Sabatini: Acho que o Brasil precisa aproveitar a preocupação internacional e o apoio que está recebendo. O Brasil precisa de investimentos e apoio para construir sua economia. Também os EUA e a UE e outros atores internacionais têm se mostrado dispostos a aplicar sanções do tipo Magnitsky [como são conhecidas sanções internacionais contra indivíduos] a indivíduos corruptos ou antidemocráticos em lugares como Rússia, Venezuela e Nicarágua.

Eu acho que o mesmo deveria acontecer no Brasil. Acho que quem for considerado culpado, seja em cargo público ou fora do país, precisa ser responsabilizado. Essa resposta internacional pode ajudar a demonstrar que Lula tem a legitimidade do voto popular de uma forma inegável e reconhecida em todo o mundo.

BBC News Brasil: Algumas pessoas levantaram a possibilidade de Bolsonaro ser expulso dos EUA. Essa é uma perspectiva realista?

Sabatini: Se for determinado que ele foi direta ou indiretamente responsável pelo que aconteceu, eu acho que ele deveria ser. Mas isso exige que o governo brasileiro peça uma extradição. Eu não sei de evidências contra ele. Mas acho que você não pode dar os fósforos às pessoas, a gasolina, apontar para uma casa e depois alegar que o incêndio criminoso não é sua culpa.

A declaração que Bolsonaro emitiu no Twitter [no domingo] foi OK. Claro, ele também fez falsas comparações descabidas com protestos do passado. Mas acho que se for determinado que ele teve responsabilidade nos protestos, a comunidade internacional deveria responder. Ele deveria ser extraditado e provavelmente deveria ter seu visto revogado e algum tipo de sanção Magnitsky global deveria ser aplicada.

BBC News Brasil: O senhor mencionou que isso dependeria de um pedido das autoridades brasileiras.
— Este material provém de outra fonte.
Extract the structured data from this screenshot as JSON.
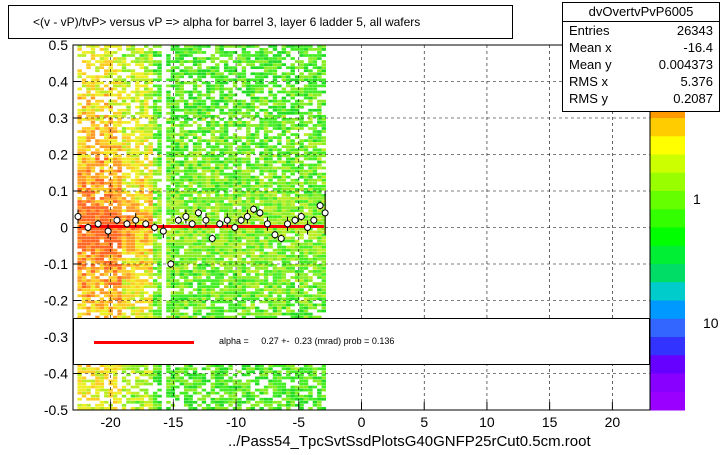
{
  "title": "<(v - vP)/tvP> versus   vP => alpha for barrel 3, layer 6 ladder 5, all wafers",
  "footer": "../Pass54_TpcSvtSsdPlotsG40GNFP25rCut0.5cm.root",
  "stats": {
    "name": "dvOvertvPvP6005",
    "rows": [
      {
        "label": "Entries",
        "value": "26343"
      },
      {
        "label": "Mean x",
        "value": "-16.4"
      },
      {
        "label": "Mean y",
        "value": "0.004373"
      },
      {
        "label": "RMS x",
        "value": "5.376"
      },
      {
        "label": "RMS y",
        "value": "0.2087"
      }
    ]
  },
  "fit_legend": "alpha =     0.27 +-  0.23 (mrad) prob = 0.136",
  "colors": {
    "fit_line": "#ff0000",
    "grid": "#000000",
    "frame": "#000000"
  },
  "chart_data": {
    "type": "scatter",
    "xlim": [
      -23,
      23
    ],
    "ylim": [
      -0.5,
      0.5
    ],
    "x_ticks": [
      -20,
      -15,
      -10,
      -5,
      0,
      5,
      10,
      15,
      20
    ],
    "y_ticks": [
      -0.5,
      -0.4,
      -0.3,
      -0.2,
      -0.1,
      0,
      0.1,
      0.2,
      0.3,
      0.4,
      0.5
    ],
    "z_scale": "log",
    "z_tick_labels": [
      "1",
      "10"
    ],
    "grid": true,
    "profile_points": [
      {
        "x": -22.6,
        "y": 0.03
      },
      {
        "x": -21.8,
        "y": 0.0
      },
      {
        "x": -21.0,
        "y": 0.01
      },
      {
        "x": -20.2,
        "y": -0.01
      },
      {
        "x": -19.5,
        "y": 0.02
      },
      {
        "x": -18.7,
        "y": 0.01
      },
      {
        "x": -18.0,
        "y": 0.02
      },
      {
        "x": -17.2,
        "y": 0.01
      },
      {
        "x": -16.5,
        "y": 0.0
      },
      {
        "x": -15.8,
        "y": -0.01
      },
      {
        "x": -15.2,
        "y": -0.1
      },
      {
        "x": -14.6,
        "y": 0.02
      },
      {
        "x": -14.0,
        "y": 0.03
      },
      {
        "x": -13.5,
        "y": 0.01
      },
      {
        "x": -13.0,
        "y": 0.04
      },
      {
        "x": -12.4,
        "y": 0.02
      },
      {
        "x": -11.9,
        "y": -0.03
      },
      {
        "x": -11.3,
        "y": 0.01
      },
      {
        "x": -10.7,
        "y": 0.02
      },
      {
        "x": -10.1,
        "y": 0.0
      },
      {
        "x": -9.6,
        "y": 0.02
      },
      {
        "x": -9.1,
        "y": 0.03
      },
      {
        "x": -8.6,
        "y": 0.05
      },
      {
        "x": -8.1,
        "y": 0.04
      },
      {
        "x": -7.5,
        "y": 0.01
      },
      {
        "x": -6.9,
        "y": -0.02
      },
      {
        "x": -6.4,
        "y": -0.03
      },
      {
        "x": -5.9,
        "y": 0.01
      },
      {
        "x": -5.3,
        "y": 0.02
      },
      {
        "x": -4.8,
        "y": 0.03
      },
      {
        "x": -4.3,
        "y": 0.0
      },
      {
        "x": -3.8,
        "y": 0.02
      },
      {
        "x": -3.3,
        "y": 0.06
      },
      {
        "x": -2.9,
        "y": 0.04
      }
    ],
    "fit_line": {
      "x": [
        -22.5,
        -3.0
      ],
      "y": [
        0.0027,
        0.0027
      ]
    }
  }
}
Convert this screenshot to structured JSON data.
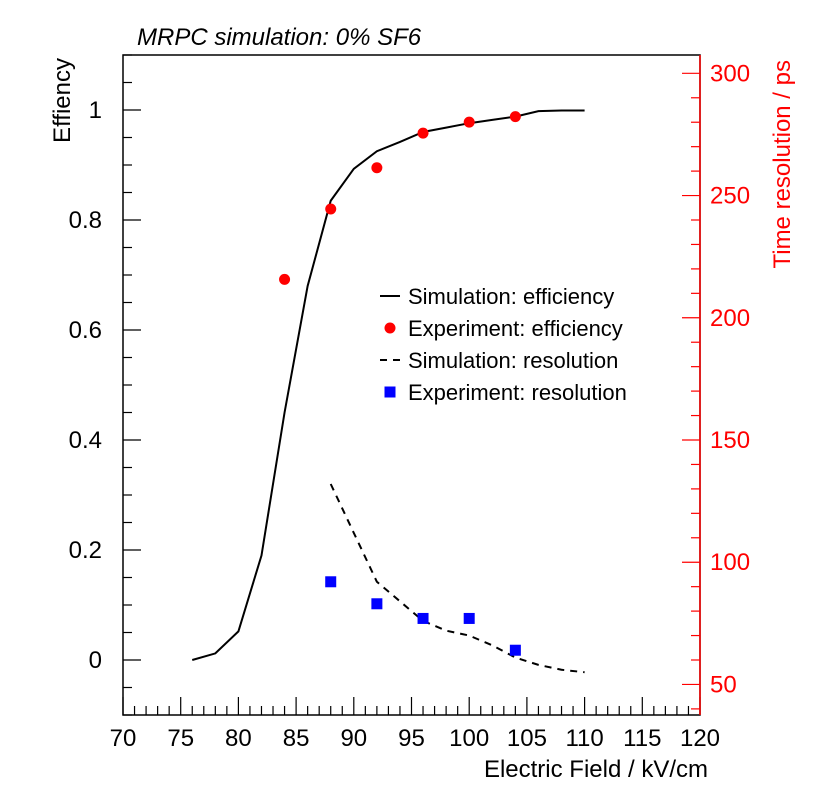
{
  "chart_data": {
    "type": "line",
    "title": "MRPC simulation: 0% SF6",
    "xlabel": "Electric Field / kV/cm",
    "ylabel": "Effiency",
    "y2label": "Time resolution / ps",
    "xlim": [
      70,
      120
    ],
    "ylim": [
      -0.1,
      1.1
    ],
    "y2lim": [
      37.5,
      307.5
    ],
    "xticks": [
      "70",
      "75",
      "80",
      "85",
      "90",
      "95",
      "100",
      "105",
      "110",
      "115",
      "120"
    ],
    "yticks": [
      "0",
      "0.2",
      "0.4",
      "0.6",
      "0.8",
      "1"
    ],
    "y2ticks": [
      "50",
      "100",
      "150",
      "200",
      "250",
      "300"
    ],
    "colors": {
      "axis": "#000000",
      "right_axis": "#ff0000",
      "experiment_eff": "#ff0000",
      "experiment_res": "#0000ff",
      "line": "#000000"
    },
    "legend": [
      {
        "label": "Simulation: efficiency",
        "style": "solid-line"
      },
      {
        "label": "Experiment: efficiency",
        "style": "red-circle"
      },
      {
        "label": "Simulation: resolution",
        "style": "dashed-line"
      },
      {
        "label": "Experiment: resolution",
        "style": "blue-square"
      }
    ],
    "series": [
      {
        "name": "Simulation: efficiency",
        "axis": "left",
        "x": [
          76,
          78,
          80,
          82,
          84,
          86,
          88,
          90,
          92,
          94,
          96,
          98,
          100,
          102,
          104,
          106,
          108,
          110
        ],
        "values": [
          0.0,
          0.012,
          0.052,
          0.19,
          0.45,
          0.68,
          0.835,
          0.893,
          0.925,
          0.942,
          0.96,
          0.968,
          0.976,
          0.982,
          0.988,
          0.998,
          0.999,
          0.999
        ]
      },
      {
        "name": "Experiment: efficiency",
        "axis": "left",
        "x": [
          84,
          88,
          92,
          96,
          100,
          104
        ],
        "values": [
          0.692,
          0.82,
          0.895,
          0.958,
          0.978,
          0.988
        ]
      },
      {
        "name": "Simulation: resolution",
        "axis": "right",
        "x": [
          88,
          90,
          92,
          94,
          96,
          98,
          100,
          102,
          104,
          106,
          108,
          110
        ],
        "values": [
          132,
          112,
          92,
          84,
          76,
          72,
          70,
          66,
          61,
          58,
          56,
          55
        ]
      },
      {
        "name": "Experiment: resolution",
        "axis": "right",
        "x": [
          88,
          92,
          96,
          100,
          104
        ],
        "values": [
          92,
          83,
          77,
          77,
          64
        ]
      }
    ]
  }
}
Isso não seria explosivo demais em um contexto em que o Brasil está tentando encontrar um pouco de paz?

Sabatini: Seria. Mas esta é uma questão delicada. Você não quer permitir que Bolsonaro se faça de vítima, o que ele faz muito bem. Mas as pessoas têm que ser responsabilizadas por essa tragédia. Se as autoridades brasileiras puderem demonstrar alguma responsabilidade direta, acho que isso precisa ser feito.

O próprio Lula cumpriu pena na prisão — e não estou entrando no mérito de sua passagem pela prisão ou na forma como o processo foi anulado — mas Lula estava cumprindo pena por corrupção. Temos que exigir o mesmo nível de responsabilização pelos crimes agora. Neste caso, a insurreição é algo acima da disputa partidária.

BBC News Brasil: Estamos a cerca de um mês das eleições no Congresso. Como o senhor acha que os protestos afetaram a influência de Lula no Congresso? Ele perdeu ou ganhou deputados e senadores nesse processo?

Sabatini: Não acho que ele tenha ganhado ou perdido senadores, mas acho que ele ganhou a simpatia e uma espécie de lua-de-mel. Ficou difícil para muitos dos senadores do Centrão apoiar Bolsonaro. A menos que você seja um republicano dos Estados Unidos, é difícil justificar apoiar ou defender políticos que possam ser considerados, talvez indiretamente, responsáveis pela destruição de sua própria instituição.

BBC News Brasil: O senhor mencionou os desafios de Lula, como pobreza e inflação. Mas agora ele tem a tarefa urgente de lidar com as consequências dos protestos. Seu mandato ficou ainda mais difícil agora?

Sabatini: Sim. Ele enfrenta um dilema político histórico. E o país segue ainda muito dividido, embora eu ache que o bolsonarismo tenha sido deslegitimado em alguns setores. Ao mesmo tempo, ele está enfrentando uma pobreza crescente. Vai ser muito difícil administrar todos esses difíceis desafios estruturais, econômicos, sociais e políticos ao mesmo tempo.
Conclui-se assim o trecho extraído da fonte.